Czy zatem Modrzewiowe korony Bianki Rolando są poematem estetycznie bezinteresownym? Czy są czystym poematem życia, w którym bezinteresowność, z jaką podejmuje się śpiewu archaicznej pieśni weselnej, skolionu, wywołuje rodzaj – jak notuje Ossowski – „doznania wizualnej obojętności” czy wręcz zaangażowanej bezczynności? Czy logorea modrzewiowej królowej, Pruskiej Narzeczonej, Rolanda, Grudnika etc. (kolejnych ucieleśnień stale otwartego głosu Modrzewiowych koron) jest logoreą dynamiczną i kierunkową, a zarazem: czy jest zapisem rozleniwienia się słowem?

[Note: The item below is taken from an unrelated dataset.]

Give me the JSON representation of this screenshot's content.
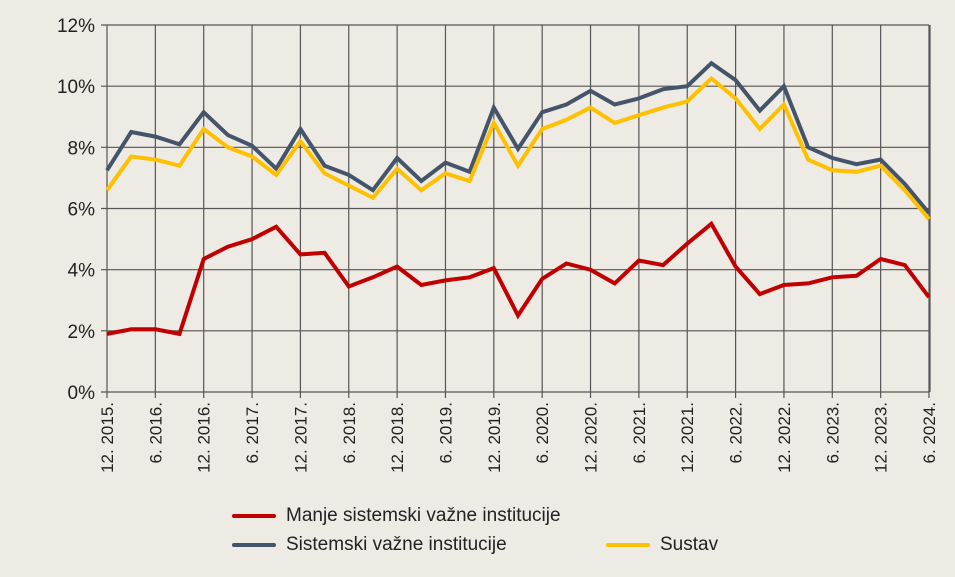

Desinterestedness jako kategoria ponowoczesnej estetyki wbrew pozorom ma więcej wspólnego z klasyczną definicją Ossowskiego, niż by się na początku wydawało. Tak, Bianka Rolando jest poetką bezinteresowną w tradycyjnym rozumieniu tego terminu, tj. w rozumieniu bezczynności jako „dynamicznego typu życia chwilą”. Sama zadaje sobie epos i świadomie go interioryzuje, wręcz obezwładnia – kiedy narracja epickaModrzewiowych koron ulega ostatecznemu złamaniu, nieuchronne jest, aby i sama bohaterka poematu uległa niszczycielskiej gorączce:

Urządzam samotną ucztę, skolion zadaję dziś sama sobie
krew zmieszana różą kierunków, delikatne, różane bękarty
a nieproszonych gości nie witamy, tkliwe to i chciwe

(Złoty Ordnung)

Bezinteresowność, z jaką do Modrzewiowych koron wprowadzane są kolejne komponenty eposu, iterowanie następujących po sobie desygnatów z toku składniowego poematu: „rozsypanego igliwia”, „beżowych peleryn”, „srebrnych tabletek powleczonych kalafonią”, „końcówek włosów podpalających las” (Gorączka) stwarza wrażenie próby realizacji anty-poematu, redukcji wzorca homeryckiego do nieproduktywnej nadekspozycji. Trudno jednak zaklasyfikować Modrzewiowe korony w odpowiedniej kategorii opisu – czy są one poematem irracjonalnym, a więc soliloquium, czy raczej – jedynie nieracjonalnym?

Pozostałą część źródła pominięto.